Note rectificative[1].

Extrait du Moniteur du 15 décembre  1808.

Plusieurs de nos journaux ont imprimé que S. M. l’impératrice, dans sa réponse à la députation du corps législatif, avait dit qu’elle était bien aise de voir que le premier sentiment de l’empereur avait été pour le corps législatif qui représente la nation[2].

S. M. l’impératrice n’a point dit cela ; elle connaît trop bien nos constitutions ; elle sait trop bien que le premier représentant de la nation, c’est l’empepereur ; car tout pouvoir vient de Dieu et de la nation.

Dans l’ordre de nos constitutions, après l’empereur, est le sénat ; après le sénat, est le conseil d’état ; après le conseil d’état, est le corps législatif ; après le corps législatif, viennent chaque tribunal et fonctionnaire public dans l’ordre de ses attributions ; car, s’il y avait dans nos constitutions un corps représentant la nation, ce corps serait souverain ; les autres corps ne seraient rien, et ses volontés seraient tout.

La convention, même le corps législatif, ont été représentants.

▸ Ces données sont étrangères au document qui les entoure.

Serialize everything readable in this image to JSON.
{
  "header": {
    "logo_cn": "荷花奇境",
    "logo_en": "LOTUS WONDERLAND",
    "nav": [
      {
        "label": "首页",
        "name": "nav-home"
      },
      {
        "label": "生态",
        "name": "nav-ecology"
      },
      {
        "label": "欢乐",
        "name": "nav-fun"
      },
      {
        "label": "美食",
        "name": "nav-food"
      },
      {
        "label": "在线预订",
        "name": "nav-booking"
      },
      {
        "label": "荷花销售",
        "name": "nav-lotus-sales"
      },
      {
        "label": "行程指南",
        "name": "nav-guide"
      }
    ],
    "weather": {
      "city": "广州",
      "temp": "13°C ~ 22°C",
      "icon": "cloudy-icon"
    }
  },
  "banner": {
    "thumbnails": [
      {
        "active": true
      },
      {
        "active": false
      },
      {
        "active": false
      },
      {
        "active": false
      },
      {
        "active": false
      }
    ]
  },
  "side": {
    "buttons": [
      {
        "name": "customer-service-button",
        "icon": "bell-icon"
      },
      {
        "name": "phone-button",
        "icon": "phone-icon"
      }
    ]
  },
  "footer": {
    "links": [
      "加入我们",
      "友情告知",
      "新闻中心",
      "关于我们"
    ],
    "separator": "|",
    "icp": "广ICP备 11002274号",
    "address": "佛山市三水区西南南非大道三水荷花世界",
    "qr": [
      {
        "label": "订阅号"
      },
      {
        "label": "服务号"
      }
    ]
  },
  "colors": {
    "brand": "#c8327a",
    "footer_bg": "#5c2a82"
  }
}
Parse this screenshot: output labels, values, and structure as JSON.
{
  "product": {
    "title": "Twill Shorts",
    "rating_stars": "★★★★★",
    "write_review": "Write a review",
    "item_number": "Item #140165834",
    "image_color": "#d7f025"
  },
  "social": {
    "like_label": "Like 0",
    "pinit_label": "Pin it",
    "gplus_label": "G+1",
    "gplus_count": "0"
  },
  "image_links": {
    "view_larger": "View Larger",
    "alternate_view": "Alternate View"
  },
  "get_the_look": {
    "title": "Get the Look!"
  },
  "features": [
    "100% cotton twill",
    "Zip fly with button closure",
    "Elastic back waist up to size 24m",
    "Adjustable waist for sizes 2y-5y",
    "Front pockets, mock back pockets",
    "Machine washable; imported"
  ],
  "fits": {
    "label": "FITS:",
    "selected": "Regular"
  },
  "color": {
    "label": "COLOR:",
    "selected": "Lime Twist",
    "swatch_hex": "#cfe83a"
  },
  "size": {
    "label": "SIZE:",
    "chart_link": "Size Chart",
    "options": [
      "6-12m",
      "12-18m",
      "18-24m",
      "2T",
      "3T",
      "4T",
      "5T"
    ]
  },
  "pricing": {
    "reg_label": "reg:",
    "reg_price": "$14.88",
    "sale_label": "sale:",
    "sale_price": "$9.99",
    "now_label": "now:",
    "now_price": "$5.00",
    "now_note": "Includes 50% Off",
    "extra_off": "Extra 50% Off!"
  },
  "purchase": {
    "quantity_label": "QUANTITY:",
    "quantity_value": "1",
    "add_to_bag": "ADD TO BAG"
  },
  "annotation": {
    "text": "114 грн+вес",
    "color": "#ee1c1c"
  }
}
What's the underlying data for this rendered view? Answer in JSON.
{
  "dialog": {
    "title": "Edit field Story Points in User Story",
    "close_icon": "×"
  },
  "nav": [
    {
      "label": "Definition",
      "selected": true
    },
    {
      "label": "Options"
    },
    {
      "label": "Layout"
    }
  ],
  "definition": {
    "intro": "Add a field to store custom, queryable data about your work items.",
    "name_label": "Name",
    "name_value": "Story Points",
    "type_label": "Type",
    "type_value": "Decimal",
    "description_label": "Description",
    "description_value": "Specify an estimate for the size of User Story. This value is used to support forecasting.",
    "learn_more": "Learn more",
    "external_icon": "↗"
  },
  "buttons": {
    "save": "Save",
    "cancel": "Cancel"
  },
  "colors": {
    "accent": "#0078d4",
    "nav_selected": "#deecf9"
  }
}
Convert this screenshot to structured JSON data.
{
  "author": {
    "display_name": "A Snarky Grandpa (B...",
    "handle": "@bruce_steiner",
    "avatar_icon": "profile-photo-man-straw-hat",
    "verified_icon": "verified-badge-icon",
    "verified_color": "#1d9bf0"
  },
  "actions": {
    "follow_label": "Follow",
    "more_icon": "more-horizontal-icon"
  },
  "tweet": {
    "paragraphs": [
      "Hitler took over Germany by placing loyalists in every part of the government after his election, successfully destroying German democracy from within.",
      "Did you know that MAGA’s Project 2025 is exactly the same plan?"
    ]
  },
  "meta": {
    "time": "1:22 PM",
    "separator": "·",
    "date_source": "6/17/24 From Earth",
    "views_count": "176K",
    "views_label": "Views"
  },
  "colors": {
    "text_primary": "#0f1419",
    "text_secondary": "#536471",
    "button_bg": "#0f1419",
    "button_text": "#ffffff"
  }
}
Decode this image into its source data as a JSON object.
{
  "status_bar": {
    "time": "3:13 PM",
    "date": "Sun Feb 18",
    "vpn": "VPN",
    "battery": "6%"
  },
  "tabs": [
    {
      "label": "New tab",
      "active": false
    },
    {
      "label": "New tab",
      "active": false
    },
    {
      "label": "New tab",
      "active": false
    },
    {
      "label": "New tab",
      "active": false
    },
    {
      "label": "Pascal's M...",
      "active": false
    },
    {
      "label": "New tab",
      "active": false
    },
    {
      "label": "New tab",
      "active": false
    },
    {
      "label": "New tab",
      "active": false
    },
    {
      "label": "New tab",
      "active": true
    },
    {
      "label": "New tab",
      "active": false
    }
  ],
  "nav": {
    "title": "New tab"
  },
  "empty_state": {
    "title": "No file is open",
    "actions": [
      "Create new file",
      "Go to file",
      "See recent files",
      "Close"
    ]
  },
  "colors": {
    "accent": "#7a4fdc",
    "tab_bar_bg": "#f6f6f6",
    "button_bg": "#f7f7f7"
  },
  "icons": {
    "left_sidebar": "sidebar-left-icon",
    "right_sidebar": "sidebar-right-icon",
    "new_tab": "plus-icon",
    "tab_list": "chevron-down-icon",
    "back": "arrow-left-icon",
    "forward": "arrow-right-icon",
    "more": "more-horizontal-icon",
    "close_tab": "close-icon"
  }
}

Telles étaient nos constitutions alors. Aussi le président disputa-t-il le fauteuil au roi, se fondant sur le principe que le président de l’assemblée de la nation était avant les autorités de la nation. Nos malheurs sont venus en partie de cette exagération d’idées. Ce serait une prétention chimérique, et même criminelle, que de vouloir représenter la nation avant l’empereur.

Le corps législatif, improprement appelé de ce nom, devrait être appelé conseil législatif, puisqu’il n’a pas la faculté de faire des lois, n’en ayant pas la proposition. Le conseil législatif est donc la réunion des mandataires des collèges électoraux. On les appelle députés des départements, parce qu’ils sont nommés par les départements.

Dans l’ordre de notre hiérarchie constitutionnelle, le premier représentant de la nation, c’est l’empereur, et ses ministres, organes de ses décisions ; la seconde autorité représentante est le sénat ; la troisième, le conseil d’état qui a de véritables attributions législatives ; le conseil législatif a le quatrième rang.

Tout rentrerait dans le désordre, si d’autres idées constitutionnelles venaient pervertir les idées de nos constitutions monarchiques[3].

  1. Reproduite par A. Pujol (1843.)
  2. L’impératrice Joséphine s’était, en effet, servie de cette expression.
  3. Ces différents articles montrent toute la vigueur de la plume impériale et consulaire. Avant d’écrire au Moniteur, Napoléon avait fondé, en 1797, le Courrier de l’armée d’Italie, qu’on rédigeait sous ses yeux. Consul, il inspirait aussi le Bulletin de Paris, feuille dirigée contre l’Angleterre. Un autre journal, l’Argus, passe pour avoir reçu de la copie de Bonaparte, cette terrible copie qui faisait dire à Garat : « L’Annibal moderne écrit comme il combat ; l’Italie n’a point pour lui de Capoue. »
    Sur Napoléon journaliste, voyez les Mémoires de Thibaudeau et un article de M. Thiers, dans le National du 24 juin 1830. Voyez aussi notre Appendice, à la fin du tome 3e.